This morning's Fort Worth Star-Telegram letters to the editor had another letter that tells me I'm not alone in noticing something is a bit askew with how this project has come to be.
I now realize I'm not the only one who noticed that this started out solely as an economic development. A plan to build a little lake at the north end of downtown Fort Worth.
Funding became a problem.
So, a scheme was hatched to turn the Vision into a flood control project. The Army Corps of Engineers signed on. Fort Worth's U.S. Representative, Kay Granger, helped turn the Vision into a classic Pork Barrel project after her inexperienced son was hired to run the Vision. There were some complaints of nepotism.
Eventually the Vision added canals, a flood diversion channel and wetlands restoration. The price tag, as in the $ the rest of America will be paying to build this, has increased from the original Vision.
As for the flood control part that got the Army Corps of Engineers involved. They'd already been involved and you already paid for giant flood control levees, built to protect the same area as the Vision, after devastating floods 60 years ago. The levees have done their job all that time. But now the Vision will replace them with a diversion channel.
Below is the letter from Layla Caraway of Haltom City. Haltom City is a suburb of Fort Worth where killer flooding and home destruction has taken place several times in recent years. So far no Vision has occurred to fix those problems, which is currently an issue due to the expected heavy flooding from Hurricane Ike tomorrow. Meanwhile millions of your dollars are scheduled to be spent fixing a non-existent flooding problem.
Layla Caraway's letter.....
Fix real flooding problems, too
I attended the “public” signing ceremony of the Trinity River Vision project last Friday — notably the public was missing — and watched with great sadness as very powerful and wealthy individuals praised each other for getting this almost $600 million project going with “lightning speed.”
I can’t help but ask why we are allowing a few people to affect so many others people’s futures? What about the hundreds of residents in our county still displaced because of last year’s floods? Many experienced repeated flooding, rapid erosion and a tornado.
No solutions, no help, no money, just stress, rhetoric and red tape. How do you explain to them we cannot help you move on, rebuild, or start over when a few miles down the road we are going to move bridges and levees (that have so far protected us for 60 years)? Reroute the river and build a city right in the middle of it?
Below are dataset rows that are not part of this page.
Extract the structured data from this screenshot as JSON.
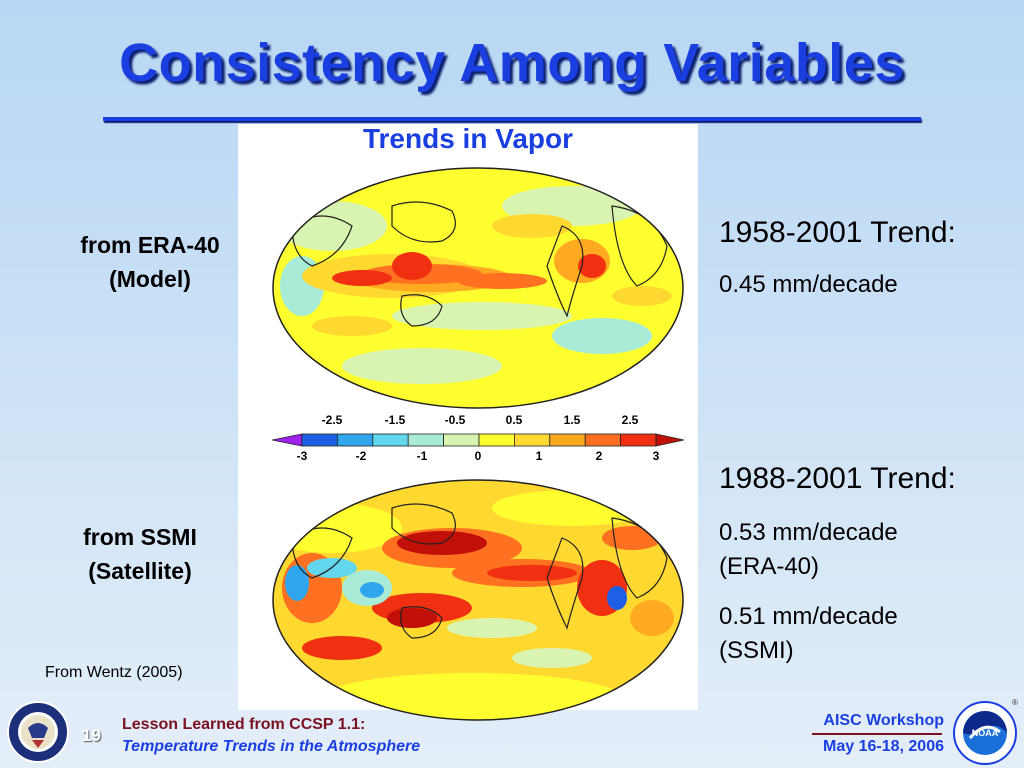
{
  "slide": {
    "title": "Consistency Among Variables",
    "page_number": "19"
  },
  "figure": {
    "subtitle": "Trends in Vapor",
    "colorbar": {
      "top_labels": [
        "-2.5",
        "-1.5",
        "-0.5",
        "0.5",
        "1.5",
        "2.5"
      ],
      "bottom_labels": [
        "-3",
        "-2",
        "-1",
        "0",
        "1",
        "2",
        "3"
      ],
      "colors": [
        "#a020f0",
        "#1f5fe8",
        "#2fa6ee",
        "#63d7ee",
        "#a8ecd8",
        "#d9f3b0",
        "#ffff30",
        "#ffd830",
        "#ffaa20",
        "#ff7020",
        "#f03010",
        "#c01008"
      ]
    },
    "credit": "From Wentz (2005)"
  },
  "labels": {
    "top_line1": "from ERA-40",
    "top_line2": "(Model)",
    "bottom_line1": "from SSMI",
    "bottom_line2": "(Satellite)"
  },
  "trends": {
    "t1_heading": "1958-2001 Trend:",
    "t1_value": "0.45 mm/decade",
    "t2_heading": "1988-2001 Trend:",
    "t2_value1": "0.53 mm/decade",
    "t2_value1_src": "(ERA-40)",
    "t2_value2": "0.51 mm/decade",
    "t2_value2_src": "(SSMI)"
  },
  "footer": {
    "left_line1": "Lesson Learned from CCSP 1.1:",
    "left_line2": "Temperature Trends in the Atmosphere",
    "right_line1": "AISC Workshop",
    "right_line2": "May 16-18, 2006",
    "seal_icon": "department-of-commerce-seal-icon",
    "noaa_icon": "noaa-logo-icon",
    "noaa_text": "NOAA",
    "registered_mark": "®"
  }
}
Have we not learned anything from experience? Man doesn’t control a river, no matter who you are or how much planning you do. Calling it a flood-control project doesn’t make it one. It just gets you federal dollars. And combining it with one to get it pushed through lacks integrity. How does this economic development project, later dubbed as flood control, take precedence over the projects that all are aware are dangerous ongoing issues?
We have creeks that are out of control, causing havoc in many cities, but instead we will focus on revitalizing the river. Yes, the river that connects to some of those very dangerous creeks. But I have been told no one upstream or downstream should be affected. Nor any wildlife harmed.
We can no longer afford to neglect the waterways in our cities. I don’t have any objections to bettering Fort Worth. It just seems if that much money is available, the same amount should be for true flood control projects and for the residents whose lives and properties are threatened when it rains — the public, those who will probably never set foot on anything built at Trinity Uptown.